Jay terkekeh, pertanyaan barusan itu sungguh menggelitiknya. "Kau benar, kami sudah putus," dirinya memberikan jeda pada kalimatnya, lantas memasang tatapan menyalang pada sang gadis. "Baru saja," imbuhnya.

Tepat setelah kalimat Jay selesai, dari kejauhan Lena berjalan menghampiri laki-laki itu, berniat mengajaknya pergi dari sana. Namun, langkahnya terhalang oleh lengan Jay yang mendadak merangkul dirinya.

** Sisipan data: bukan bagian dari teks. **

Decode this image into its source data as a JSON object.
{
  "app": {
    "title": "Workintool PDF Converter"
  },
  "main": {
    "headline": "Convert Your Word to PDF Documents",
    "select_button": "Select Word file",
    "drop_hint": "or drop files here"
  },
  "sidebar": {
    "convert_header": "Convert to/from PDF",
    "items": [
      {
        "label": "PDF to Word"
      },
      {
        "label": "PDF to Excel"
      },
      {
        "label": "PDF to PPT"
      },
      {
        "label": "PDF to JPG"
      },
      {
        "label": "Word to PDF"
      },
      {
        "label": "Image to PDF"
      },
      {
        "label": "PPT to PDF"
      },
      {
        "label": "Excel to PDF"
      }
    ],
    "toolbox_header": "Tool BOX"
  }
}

Bahkan untuk menoleh pada presensi Jay, Lena tak memiliki keberanian yang cukup.

"Kini aku tak perlu susah payah untuk melupakanmu," Jay menoleh singkat pada Lena yang terus terdiam. "Dia jauh lebih baik darimu. Doakan saja yang terbaik untuk kami," tandasnya dan langsung meninggalkan Hana dan laki-laki itu.

Berjalan guna mencari tempat duduk lain yang berjarak cukup jauh, membuat ritme jantung Lena semakin tak beraturan. Jay sejak tadi masih merangkulnya dan tak mengeluarkan sepatah katapun. Sampai gadis itu melihat kursi yang kosong, dirinya segera melepaskan diri dari rangkulan itu dan menempatkan dirinya pada kursi, disusul Jay yang masih memasang wajah diam dan tegasnya.

Keduanya saling terdiam beberapa menit, Lena sungguh kebingungan saat berhadapan dengan Jay saat ini. Padahal, niatnya tadi hanya ingin membawa pergi atasannya ini dari Hana, namun Jay melakukan hal lain yang justru membuat keduanya jadi canggung—mungkin hanya Lena, entah kalau Jay.

Sampai Lena tak sabar sendiri, karena Jay terus terdiam menatap kosong lantai kereta ini. "Pak," panggilnya pelan dengan setengah keberaniannya. "Maaf ya, pak. Karena saya mengajak bapak naik kereta, Pak Jay justru malah bertemu dengan—"

"Tidak usah disebut namanya," ucapnya memotong kalimat Lena, ia menoleh pada pegawainya itu. "Karena ide anehmu ini, aku bisa bertemu Hana dengan pasangan barunya. Terima kasih," pungkasnya.

Gadis itu menggigit bibir bawahnya, kendati Jay berkata begitu, Lena tak yakin jika hati atasannya itu sudah benar-benar lega.

"Pemberhentian selanjutnya, kita turun," kata gadis itu.